Domingos, esse lugar aqui não é mais o meu.
Não existia nenhum desses edifícios e a cidade era outra.
Está vendo essa multidão que anda de um lado para o outro?
Eu não conheço nenhum deles.
Esse mundo não é mais o meu.
Manuel Bandeira
(citado em "A torradeira do poeta", de Domingos de Oliveira, Folha de S. Paulo, 11/ago/2013)




Mudam de céu, não de alma, os que correm além do mar.
Horácio (65-8 a.C.)


Era uma destas favelas de borda de estrada ou da avenida que do dia para noite virou postal. Para sair na fotografia a exibir a mais nova ponte no céu da cidade a paisagem vem sendo conformada. Os fundos e bordas das fotografias da ponte acompanham o ritmo veloz das mudanças de usos e de formas de ocupação do solo da extensa região formada pela várzea do Rio Pinheiros, junto ao eixo descrito pela Av. Engo. Luís Carlos Berrini.
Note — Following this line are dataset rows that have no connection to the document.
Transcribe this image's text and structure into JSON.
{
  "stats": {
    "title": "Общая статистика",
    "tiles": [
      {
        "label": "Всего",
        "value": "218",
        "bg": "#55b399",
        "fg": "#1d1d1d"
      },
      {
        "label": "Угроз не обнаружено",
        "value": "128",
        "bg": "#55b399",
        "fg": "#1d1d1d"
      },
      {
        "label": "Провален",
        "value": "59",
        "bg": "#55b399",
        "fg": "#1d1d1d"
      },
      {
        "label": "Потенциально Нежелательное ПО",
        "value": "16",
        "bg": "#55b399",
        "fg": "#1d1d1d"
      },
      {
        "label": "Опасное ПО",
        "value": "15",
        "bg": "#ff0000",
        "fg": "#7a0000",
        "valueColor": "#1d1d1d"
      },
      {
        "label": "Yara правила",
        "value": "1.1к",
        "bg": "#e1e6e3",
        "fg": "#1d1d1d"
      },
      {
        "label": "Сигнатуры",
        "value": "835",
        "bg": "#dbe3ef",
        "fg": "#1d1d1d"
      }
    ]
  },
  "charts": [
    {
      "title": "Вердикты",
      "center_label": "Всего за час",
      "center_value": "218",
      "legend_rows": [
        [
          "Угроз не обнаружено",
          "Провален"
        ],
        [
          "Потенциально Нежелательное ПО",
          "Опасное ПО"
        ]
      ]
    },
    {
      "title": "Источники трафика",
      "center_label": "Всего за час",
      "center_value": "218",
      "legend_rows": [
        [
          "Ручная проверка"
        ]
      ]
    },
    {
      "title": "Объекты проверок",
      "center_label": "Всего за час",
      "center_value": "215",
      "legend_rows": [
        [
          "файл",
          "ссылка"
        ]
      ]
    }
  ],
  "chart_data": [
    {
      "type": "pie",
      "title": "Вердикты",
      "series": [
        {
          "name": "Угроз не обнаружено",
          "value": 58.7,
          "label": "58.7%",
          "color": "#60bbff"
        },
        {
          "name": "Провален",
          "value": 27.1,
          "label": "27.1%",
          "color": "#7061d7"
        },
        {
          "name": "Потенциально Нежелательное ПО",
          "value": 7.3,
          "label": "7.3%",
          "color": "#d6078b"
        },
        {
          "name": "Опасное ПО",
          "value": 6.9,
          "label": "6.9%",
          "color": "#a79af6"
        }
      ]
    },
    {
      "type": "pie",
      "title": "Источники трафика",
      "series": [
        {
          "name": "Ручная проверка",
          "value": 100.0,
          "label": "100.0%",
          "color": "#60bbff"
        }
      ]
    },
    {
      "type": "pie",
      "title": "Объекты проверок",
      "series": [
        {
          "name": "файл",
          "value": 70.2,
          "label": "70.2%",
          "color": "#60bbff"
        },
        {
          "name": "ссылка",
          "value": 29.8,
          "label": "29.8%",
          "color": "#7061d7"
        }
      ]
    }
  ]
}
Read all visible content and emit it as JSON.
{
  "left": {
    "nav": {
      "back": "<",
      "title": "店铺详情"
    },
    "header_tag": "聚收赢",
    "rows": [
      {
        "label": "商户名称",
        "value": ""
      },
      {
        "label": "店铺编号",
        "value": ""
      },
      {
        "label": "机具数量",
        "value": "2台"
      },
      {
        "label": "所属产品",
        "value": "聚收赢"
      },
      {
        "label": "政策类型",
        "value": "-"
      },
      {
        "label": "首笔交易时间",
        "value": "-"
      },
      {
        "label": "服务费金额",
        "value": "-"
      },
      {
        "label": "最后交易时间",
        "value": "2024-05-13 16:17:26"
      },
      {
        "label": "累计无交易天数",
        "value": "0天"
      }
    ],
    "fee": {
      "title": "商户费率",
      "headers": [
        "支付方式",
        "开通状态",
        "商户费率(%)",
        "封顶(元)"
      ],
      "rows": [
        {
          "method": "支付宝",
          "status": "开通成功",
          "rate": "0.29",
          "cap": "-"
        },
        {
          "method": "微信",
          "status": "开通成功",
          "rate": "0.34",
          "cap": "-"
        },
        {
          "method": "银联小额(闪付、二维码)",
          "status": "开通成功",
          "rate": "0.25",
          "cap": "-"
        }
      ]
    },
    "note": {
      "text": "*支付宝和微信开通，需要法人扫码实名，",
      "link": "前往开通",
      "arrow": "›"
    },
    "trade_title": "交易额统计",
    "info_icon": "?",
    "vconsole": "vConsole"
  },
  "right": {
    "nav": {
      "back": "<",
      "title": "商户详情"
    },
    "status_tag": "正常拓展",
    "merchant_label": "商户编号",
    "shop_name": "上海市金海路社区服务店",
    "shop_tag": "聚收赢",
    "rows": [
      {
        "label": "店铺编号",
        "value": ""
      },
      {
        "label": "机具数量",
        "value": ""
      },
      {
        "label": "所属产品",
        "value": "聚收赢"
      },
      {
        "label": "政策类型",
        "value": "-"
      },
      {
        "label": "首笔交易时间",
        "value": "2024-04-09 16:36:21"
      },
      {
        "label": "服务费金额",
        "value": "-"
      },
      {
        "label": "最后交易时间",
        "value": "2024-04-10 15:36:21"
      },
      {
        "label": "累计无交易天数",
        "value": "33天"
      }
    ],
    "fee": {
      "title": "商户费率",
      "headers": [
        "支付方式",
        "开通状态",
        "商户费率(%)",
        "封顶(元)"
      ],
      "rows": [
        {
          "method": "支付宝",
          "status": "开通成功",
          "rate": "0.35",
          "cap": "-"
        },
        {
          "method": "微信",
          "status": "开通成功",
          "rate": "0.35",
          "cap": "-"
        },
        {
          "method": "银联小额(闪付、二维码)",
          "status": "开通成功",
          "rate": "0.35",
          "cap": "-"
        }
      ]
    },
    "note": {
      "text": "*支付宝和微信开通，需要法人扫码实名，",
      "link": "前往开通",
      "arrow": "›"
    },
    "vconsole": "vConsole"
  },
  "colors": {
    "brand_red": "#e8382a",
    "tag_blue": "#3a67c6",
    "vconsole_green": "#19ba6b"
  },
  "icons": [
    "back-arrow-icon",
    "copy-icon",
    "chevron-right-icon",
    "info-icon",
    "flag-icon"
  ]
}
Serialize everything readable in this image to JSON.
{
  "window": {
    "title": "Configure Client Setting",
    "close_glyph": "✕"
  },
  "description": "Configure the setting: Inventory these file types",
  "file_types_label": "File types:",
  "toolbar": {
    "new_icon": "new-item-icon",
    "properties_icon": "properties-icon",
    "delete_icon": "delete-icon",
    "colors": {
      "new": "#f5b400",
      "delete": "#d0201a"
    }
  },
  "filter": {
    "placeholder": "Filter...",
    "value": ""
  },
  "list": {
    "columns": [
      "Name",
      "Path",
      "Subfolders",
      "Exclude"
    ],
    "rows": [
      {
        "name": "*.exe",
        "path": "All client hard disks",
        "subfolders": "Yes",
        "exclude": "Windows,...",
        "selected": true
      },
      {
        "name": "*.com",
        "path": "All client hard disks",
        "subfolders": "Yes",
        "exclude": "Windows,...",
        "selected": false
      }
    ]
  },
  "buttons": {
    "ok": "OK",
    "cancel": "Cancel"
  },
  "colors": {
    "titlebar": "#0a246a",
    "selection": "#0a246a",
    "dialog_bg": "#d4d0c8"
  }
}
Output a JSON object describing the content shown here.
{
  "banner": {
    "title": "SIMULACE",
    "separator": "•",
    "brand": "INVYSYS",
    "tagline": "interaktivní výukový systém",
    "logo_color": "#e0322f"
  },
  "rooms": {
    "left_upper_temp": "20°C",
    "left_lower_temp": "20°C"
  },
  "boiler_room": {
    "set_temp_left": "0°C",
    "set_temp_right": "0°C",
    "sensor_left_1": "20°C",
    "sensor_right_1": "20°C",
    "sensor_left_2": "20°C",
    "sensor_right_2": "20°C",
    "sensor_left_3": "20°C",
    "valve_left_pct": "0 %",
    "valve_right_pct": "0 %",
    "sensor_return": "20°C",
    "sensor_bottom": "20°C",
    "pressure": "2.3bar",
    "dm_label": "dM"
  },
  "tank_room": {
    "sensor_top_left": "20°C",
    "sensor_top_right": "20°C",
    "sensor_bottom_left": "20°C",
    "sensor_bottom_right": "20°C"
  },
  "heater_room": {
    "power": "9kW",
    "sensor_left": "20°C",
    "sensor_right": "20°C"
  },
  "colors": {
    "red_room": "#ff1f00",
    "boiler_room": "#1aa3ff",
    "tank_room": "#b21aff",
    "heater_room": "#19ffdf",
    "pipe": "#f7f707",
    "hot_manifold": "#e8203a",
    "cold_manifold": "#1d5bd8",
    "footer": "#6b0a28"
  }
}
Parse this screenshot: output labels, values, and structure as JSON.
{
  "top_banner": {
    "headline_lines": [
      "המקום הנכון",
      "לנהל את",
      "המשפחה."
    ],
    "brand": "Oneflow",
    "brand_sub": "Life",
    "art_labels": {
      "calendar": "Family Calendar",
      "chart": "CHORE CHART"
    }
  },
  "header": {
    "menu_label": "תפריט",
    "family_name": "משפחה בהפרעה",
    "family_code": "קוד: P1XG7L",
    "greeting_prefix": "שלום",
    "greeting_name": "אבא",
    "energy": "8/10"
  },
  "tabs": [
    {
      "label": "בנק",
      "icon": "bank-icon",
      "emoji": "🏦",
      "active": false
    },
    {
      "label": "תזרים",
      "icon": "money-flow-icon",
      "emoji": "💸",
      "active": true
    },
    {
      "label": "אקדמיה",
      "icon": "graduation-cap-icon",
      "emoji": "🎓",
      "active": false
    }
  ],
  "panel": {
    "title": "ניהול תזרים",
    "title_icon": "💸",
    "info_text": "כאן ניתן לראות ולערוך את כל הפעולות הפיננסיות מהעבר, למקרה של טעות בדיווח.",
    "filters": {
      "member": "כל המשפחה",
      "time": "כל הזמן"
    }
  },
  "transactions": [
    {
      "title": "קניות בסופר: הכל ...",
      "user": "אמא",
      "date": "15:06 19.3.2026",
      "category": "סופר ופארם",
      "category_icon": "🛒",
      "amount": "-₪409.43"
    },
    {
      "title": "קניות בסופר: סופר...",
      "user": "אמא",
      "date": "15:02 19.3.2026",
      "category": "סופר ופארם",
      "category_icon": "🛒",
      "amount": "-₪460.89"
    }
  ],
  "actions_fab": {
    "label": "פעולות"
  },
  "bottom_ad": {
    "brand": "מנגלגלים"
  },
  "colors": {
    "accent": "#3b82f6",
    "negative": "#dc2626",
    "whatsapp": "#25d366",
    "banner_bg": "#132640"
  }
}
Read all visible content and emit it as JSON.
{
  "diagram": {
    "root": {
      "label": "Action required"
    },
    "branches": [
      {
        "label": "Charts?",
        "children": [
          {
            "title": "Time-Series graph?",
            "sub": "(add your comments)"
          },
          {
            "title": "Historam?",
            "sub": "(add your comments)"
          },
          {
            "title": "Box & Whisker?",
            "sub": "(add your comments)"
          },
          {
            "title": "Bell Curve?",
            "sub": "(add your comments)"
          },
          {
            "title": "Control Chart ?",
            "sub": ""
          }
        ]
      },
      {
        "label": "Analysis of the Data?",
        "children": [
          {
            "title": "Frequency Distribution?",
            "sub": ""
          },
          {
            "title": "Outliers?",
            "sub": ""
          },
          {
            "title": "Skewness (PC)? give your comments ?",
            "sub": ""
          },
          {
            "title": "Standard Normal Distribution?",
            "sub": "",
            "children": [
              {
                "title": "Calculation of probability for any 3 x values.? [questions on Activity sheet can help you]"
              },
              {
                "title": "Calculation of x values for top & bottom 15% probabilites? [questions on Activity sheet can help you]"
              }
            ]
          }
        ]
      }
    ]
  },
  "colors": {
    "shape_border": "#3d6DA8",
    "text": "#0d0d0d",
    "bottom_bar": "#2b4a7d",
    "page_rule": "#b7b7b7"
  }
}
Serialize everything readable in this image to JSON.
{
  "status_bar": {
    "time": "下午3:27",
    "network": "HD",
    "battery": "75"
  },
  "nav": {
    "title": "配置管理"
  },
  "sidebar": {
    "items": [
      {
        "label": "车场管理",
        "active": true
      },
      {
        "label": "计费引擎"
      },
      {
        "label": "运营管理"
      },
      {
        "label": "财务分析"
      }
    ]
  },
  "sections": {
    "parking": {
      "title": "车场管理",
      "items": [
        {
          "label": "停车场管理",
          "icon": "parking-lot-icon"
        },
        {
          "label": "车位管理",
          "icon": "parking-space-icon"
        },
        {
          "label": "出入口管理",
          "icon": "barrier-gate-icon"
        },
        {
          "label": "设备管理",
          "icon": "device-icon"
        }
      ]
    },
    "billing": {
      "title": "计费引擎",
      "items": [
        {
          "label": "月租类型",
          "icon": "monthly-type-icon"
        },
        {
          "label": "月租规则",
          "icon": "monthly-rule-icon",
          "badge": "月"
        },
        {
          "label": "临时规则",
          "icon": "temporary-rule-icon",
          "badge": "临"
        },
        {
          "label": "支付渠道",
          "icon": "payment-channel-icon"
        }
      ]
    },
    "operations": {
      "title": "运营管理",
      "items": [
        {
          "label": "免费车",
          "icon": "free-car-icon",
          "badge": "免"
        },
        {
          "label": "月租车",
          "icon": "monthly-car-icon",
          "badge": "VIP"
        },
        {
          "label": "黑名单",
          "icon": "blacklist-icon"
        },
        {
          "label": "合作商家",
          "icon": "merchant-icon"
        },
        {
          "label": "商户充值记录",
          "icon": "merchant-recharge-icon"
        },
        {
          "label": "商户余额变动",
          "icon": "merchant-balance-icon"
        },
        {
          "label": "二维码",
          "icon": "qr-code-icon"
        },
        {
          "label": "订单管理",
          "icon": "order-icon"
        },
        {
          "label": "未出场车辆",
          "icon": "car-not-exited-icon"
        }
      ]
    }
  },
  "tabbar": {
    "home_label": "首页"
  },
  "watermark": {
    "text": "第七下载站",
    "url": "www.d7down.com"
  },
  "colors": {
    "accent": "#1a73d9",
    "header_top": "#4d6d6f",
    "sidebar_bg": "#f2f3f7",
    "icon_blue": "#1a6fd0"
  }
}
Quem visita o novo conjunto de habitações de interesse social do Jardim Edite, na esquina da Berrini com a Roberto Marinho, já nos arranques da ponte estaiada Octavio Frias de Oliveira, pode se espantar com o incomum e indagar-se sobre este uso em local tão marcado pelos estigmas do alto padrão e frequências de classe A. Altaneiro e bem posto, o conjunto parece, antes de tudo, lembrar-nos de que vivemos na mesma cidade, somos todos parte de um tecido urdido por brutais diferenças e que a arquitetura e o urbanismo podem bem servir às políticas de reparação de danos, inclusão social e combate à segregação sócio-espacial.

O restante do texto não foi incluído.